16. Davanın reddine ilişkin hüküm, Yargıtay 12. Ceza Dairesinin 25/11/2013 tarihli ve E.2013/16215, K.2013/26795 sayılı ilamıyla onanmıştır.

17. Yargıtay kararının gerekçesi ise şöyledir:

“…Yapılan yargılamaya, toplanıp karar yerinde gösterilen delillere, mahkemenin kovuşturma sonuçlarına uygun olarak oluşan kanaat ve takdirine, incelenen dosya kapsamına göre; mahkemece tazminat talebinin dayanağı olan yakalama kararının usul ve kanuna aykırı olmadığı, soruşturma kapsamında yapılan işlemlerden dolayı yasal olmayan sebeple herhangi bir mağduriyete sebebiyet verilmediği ve doğan bir zarar bulunmadığı gerekçeleri gösterilerek davanın reddine karar verilmesinde usul ve kanuna aykırı yön bulunmadığı anlaşılmıştır.
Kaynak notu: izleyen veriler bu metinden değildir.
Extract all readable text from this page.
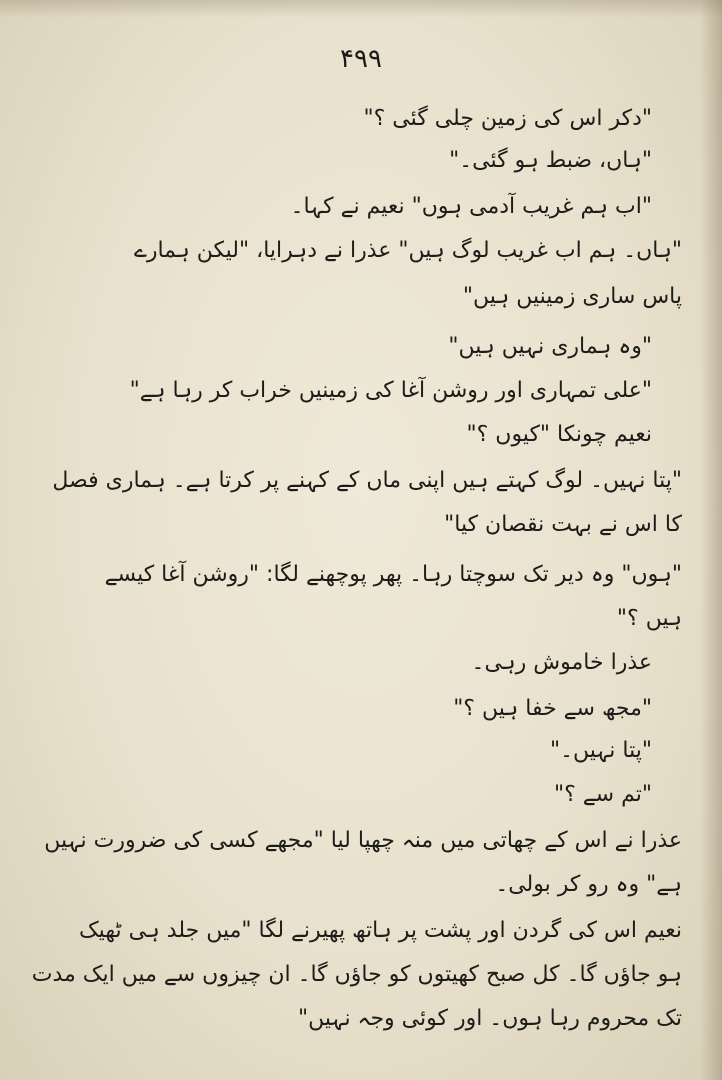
۴۹۹
"دکر اس کی زمین چلی گئی ؟"
"ہاں، ضبط ہو گئی۔"
"اب ہم غریب آدمی ہوں" نعیم نے کہا۔
"ہاں۔ ہم اب غریب لوگ ہیں" عذرا نے دہرایا، "لیکن ہمارے
پاس ساری زمینیں ہیں"
"وہ ہماری نہیں ہیں"
"علی تمہاری اور روشن آغا کی زمینیں خراب کر رہا ہے"
نعیم چونکا "کیوں ؟"
"پتا نہیں۔ لوگ کہتے ہیں اپنی ماں کے کہنے پر کرتا ہے۔ ہماری فصل
کا اس نے بہت نقصان کیا"
"ہوں" وہ دیر تک سوچتا رہا۔ پھر پوچھنے لگا: "روشن آغا کیسے
ہیں ؟"
عذرا خاموش رہی۔
"مجھ سے خفا ہیں ؟"
"پتا نہیں۔"
"تم سے ؟"
عذرا نے اس کے چھاتی میں منہ چھپا لیا "مجھے کسی کی ضرورت نہیں
ہے" وہ رو کر بولی۔
نعیم اس کی گردن اور پشت پر ہاتھ پھیرنے لگا "میں جلد ہی ٹھیک
ہو جاؤں گا۔ کل صبح کھیتوں کو جاؤں گا۔ ان چیزوں سے میں ایک مدت
تک محروم رہا ہوں۔ اور کوئی وجہ نہیں"
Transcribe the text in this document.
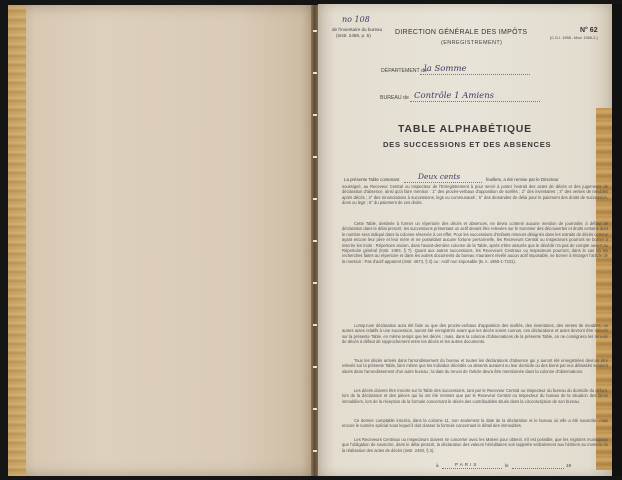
no 108
de l'inventaire du bureau
(Instr. 2459, p. 5)	DIRECTION GÉNÉRALE DES IMPÔTS
(ENREGISTREMENT)
N° 62
(C.G.I. 1958 - Mod. 1955-2.)
DÉPARTEMENT de
la Somme
BUREAU de Contrôle 1 Amiens
TABLE ALPHABÉTIQUE
DES SUCCESSIONS ET DES ABSENCES
La présente Table contenant Deux cents	feuillets, a été remise par le Directeur
soussigné, au Receveur Central ou Inspecteur de l'Enregistrement à pour servir à porter l'extrait des actes de décès et des jugements de déclaration d'absence, ainsi qu'à faire mention : 1° des procès-verbaux d'apposition de scellés ; 2° des inventaires ; 3° des ventes de meubles après décès ; 4° des renonciations à successions, legs ou communauté ; 5° des demandes de délai pour le paiement des droits de succession, dons ou legs ; 6° du paiement de ces droits.
Cette Table, destinée à former un répertoire des décès et absences, ne devra contenir aucune mention de journalier, à défaut de déclaration dans le délai prescrit, les successions présentant un actif devant être relevées sur le Sommier des découvertes et droits certains dont le nombre sera indiqué dans la colonne réservée à cet effet. Pour les successions d'enfants mineurs désignés dans les extraits de décès comme ayant encore leur père et leur mère et ne possédant aucune fortune personnelle, les Receveurs Central ou Inspecteurs pourront se borner à inscrire les mots : Répertoire ancien, dans l'avant-dernière colonne de la Table, après s'être assurés que le décédé n'a pas de compte ouvert au Répertoire général (Instr. 2493, § 7). Quant aux autres successions, les Receveurs Centraux ou Inspecteurs pourront, dans le cas où les recherches faites au répertoire et dans les autres documents du bureau n'auraient révélé aucun actif imposable, se borner à émarger l'article de la mention : Pas d'actif apparent (Instr. 4673, § 3) ou : Actif non imposable (B. A. 1950-1-7231).
Lorsqu'une déclaration aura été faite ou que des procès-verbaux d'apposition des scellés, des inventaires, des ventes de meubles, ou autres actes relatifs à une succession, auront été enregistrés avant que les décès soient connus, ces déclarations et actes devront être relevés sur la présente Table, en même temps que les décès ; mais, dans la colonne d'observations de la présente Table, on ne consignera les renvois de décès à défaut de rapprochement entre les décès et les autres documents.
Tous les décès arrivés dans l'arrondissement du bureau et toutes les déclarations d'absence qui y auront été enregistrées devront être relevés sur la présente Table, bien même que les individus décédés ou absents auraient eu leur domicile ou des biens par eux délaissés seraient situés dans l'arrondissement d'un autre bureau ; la date du renvoi de l'article devra être mentionnée dans la colonne d'observations.
Les décès doivent être inscrits sur la Table des successions, tant par le Receveur Central ou Inspecteur du bureau du domicile du défunt, lors de la déclaration et des pièces qui lui ont été remises que par le Receveur Central ou Inspecteur du bureau de la situation des biens immobiliers, lors de la réception de la formule concernant le décès des contribuables situés dans la circonscription de son bureau.
Ce dernier comptable inscrira, dans la colonne 11, non seulement la date de la déclaration et le bureau où elle a été souscrite, mais encore le numéro spécial sous lequel il doit classer la formule concernant le détail des immeubles.
Les Receveurs Centraux ou Inspecteurs doivent se concerter avec les Maires pour obtenir, s'il est possible, que les registres municipaux que l'obligation de souscrire, dans le délai prescrit, la déclaration des valeurs héréditaires soit rappelée verbalement aux héritiers au moment de la réalisation des actes de décès (Instr. 2493, § 2).
à	PARIS	le	19
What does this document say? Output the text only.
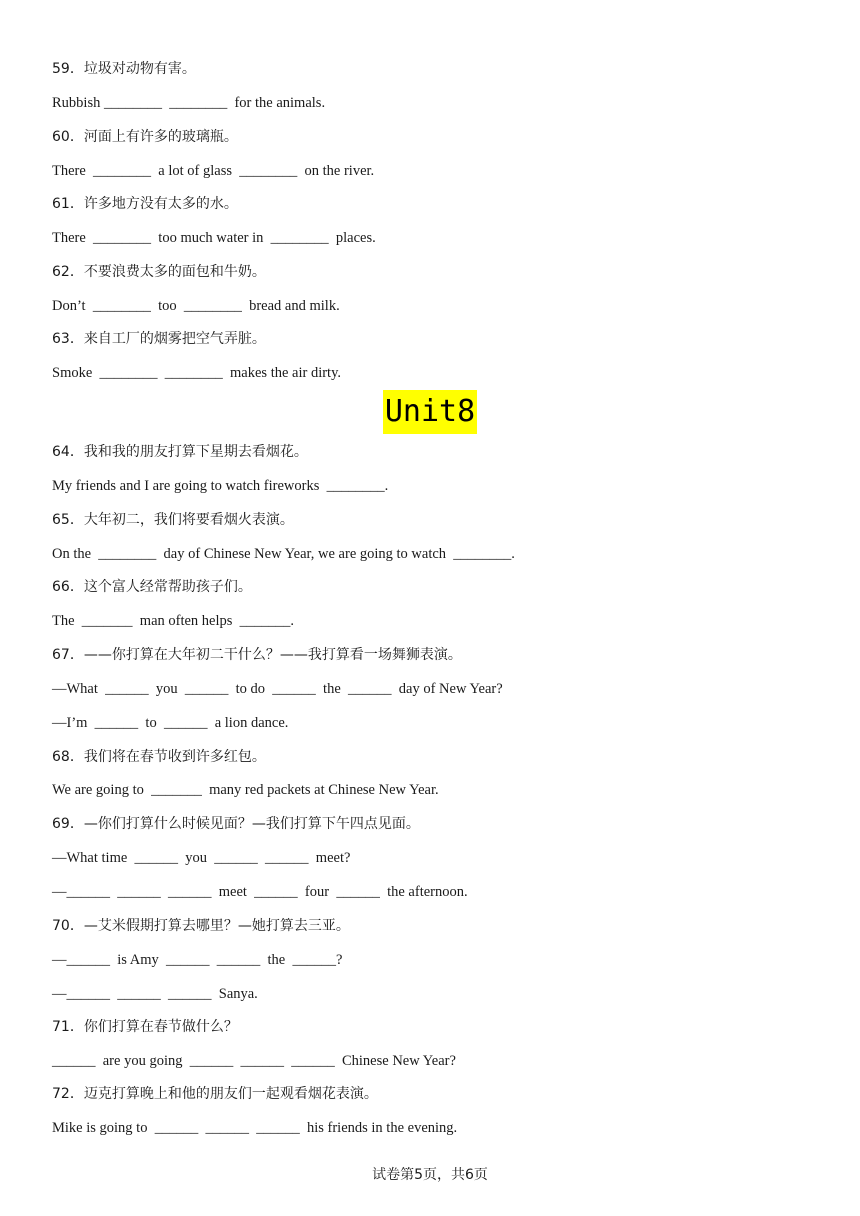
59．垃圾对动物有害。

Rubbish ________  ________  for the animals.

60．河面上有许多的玻璃瓶。

There  ________  a lot of glass  ________  on the river.

61．许多地方没有太多的水。

There  ________  too much water in  ________  places.

62．不要浪费太多的面包和牛奶。

Don’t  ________  too  ________  bread and milk.

63．来自工厂的烟雾把空气弄脏。

Smoke  ________  ________  makes the air dirty.

Unit8

64．我和我的朋友打算下星期去看烟花。

My friends and I are going to watch fireworks  ________.

65．大年初二，我们将要看烟火表演。

On the  ________  day of Chinese New Year, we are going to watch  ________.

66．这个富人经常帮助孩子们。

The  _______  man often helps  _______.

67．——你打算在大年初二干什么？——我打算看一场舞狮表演。

—What  ______  you  ______  to do  ______  the  ______  day of New Year?

—I’m  ______  to  ______  a lion dance.

68．我们将在春节收到许多红包。

We are going to  _______  many red packets at Chinese New Year.

69．—你们打算什么时候见面？—我们打算下午四点见面。

—What time  ______  you  ______  ______  meet?

—______  ______  ______  meet  ______  four  ______  the afternoon.

70．—艾米假期打算去哪里？—她打算去三亚。

—______  is Amy  ______  ______  the  ______?

—______  ______  ______  Sanya.

71．你们打算在春节做什么？

______  are you going  ______  ______  ______  Chinese New Year?

72．迈克打算晚上和他的朋友们一起观看烟花表演。

Mike is going to  ______  ______  ______  his friends in the evening.

试卷第5页，共6页
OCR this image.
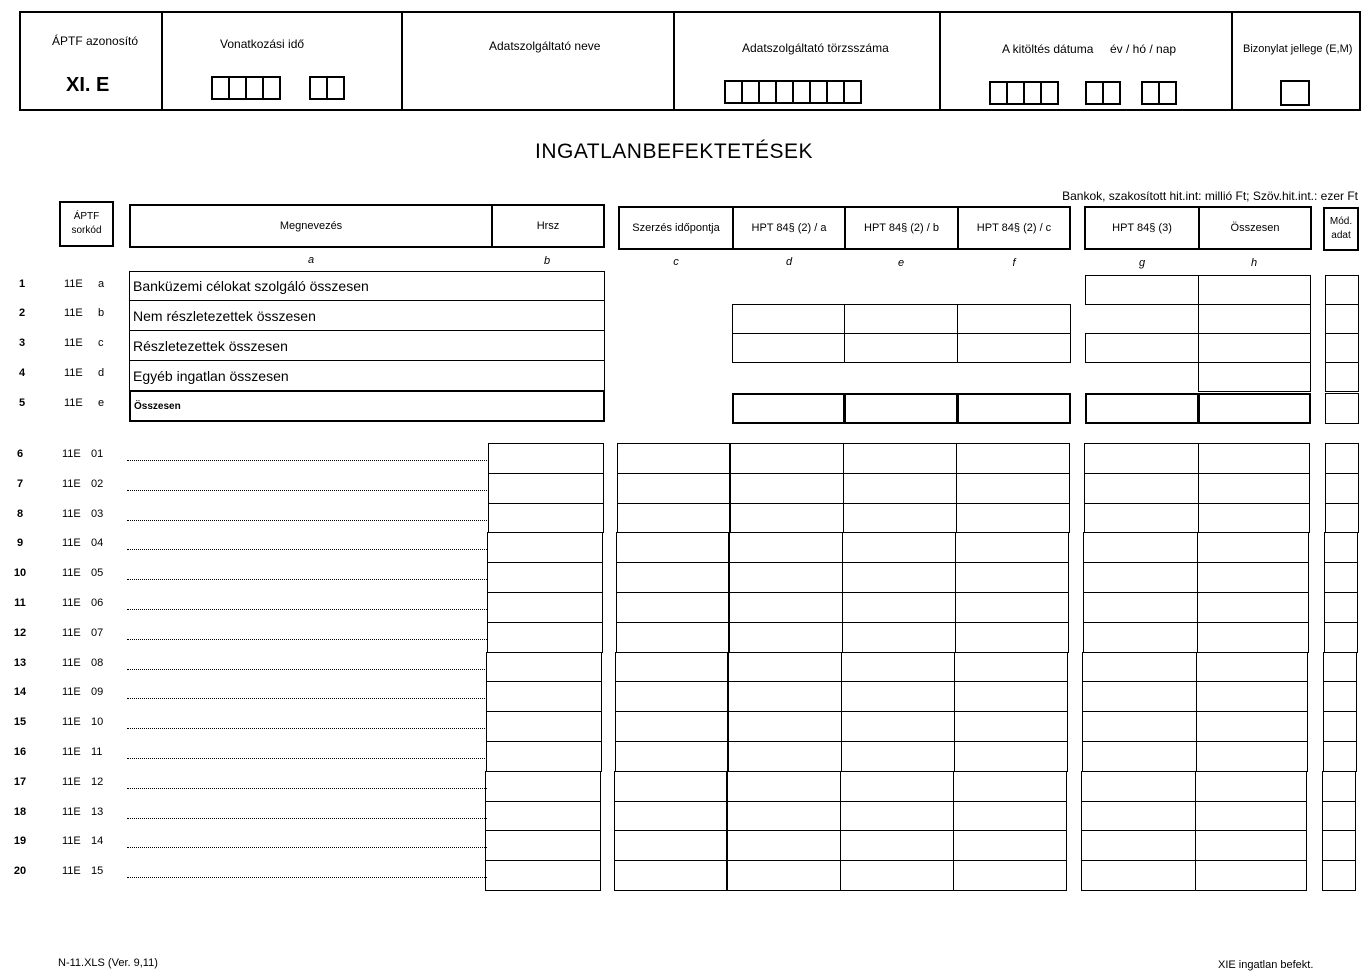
ÁPTF azonosító
XI. E
Vonatkozási idő	Adatszolgáltató neve	Adatszolgáltató törzsszáma	A kitöltés dátuma év / hó / nap	Bizonylat jellege (E,M)
INGATLANBEFEKTETÉSEK
Bankok, szakosított hit.int: millió Ft; Szöv.hit.int.: ezer Ft
ÁPTF sorkód	Megnevezés	Hrsz	Szerzés időpontja	HPT 84§ (2) / a	HPT 84§ (2) / b	HPT 84§ (2) / c	HPT 84§ (3)	Összesen
Mód. adat
a	b	c	d	e	f	g	h
1	11E a Banküzemi célokat szolgáló összesen
2	11E b Nem részletezettek összesen
3	11E c Részletezettek összesen
4	11E d Egyéb ingatlan összesen
5	11E e	Összesen
6	11E 01
7	11E 02
8	11E 03
9	11E 04
10	11E 05
11	11E 06
12	11E 07
13	11E 08
14	11E 09
15	11E 10
16	11E 11
17	11E 12
18	11E 13
19	11E 14
20	11E 15
N-11.XLS (Ver. 9,11)	XIE ingatlan befekt.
18. Nihai karar, başvurucuya 24/2/2014 tarihinde tebliğ edilmiş, başvurucu, 25/3/2014 tarihli dilekçesi ile süresi içerinde bireysel başvuruda bulunmuştur.

B. İlgili Hukuk

19. 4/12/2004 tarihli ve 5271 sayılı Ceza Muhakemesi Kanunu’nun 98. maddesinin (1) numaralı fıkrası şöyledir:

“Soruşturma evresinde çağrı üzerine gelmeyen veya çağrı yapılamayan şüpheli hakkında, Cumhuriyet savcısının istemi üzerine sulh ceza hâkimi tarafından yakalama emri düzenlenebilir. Ayrıca, tutuklama isteminin reddi kararına itiraz halinde, itiraz mercii tarafından da yakalama emri düzenlenebilir.”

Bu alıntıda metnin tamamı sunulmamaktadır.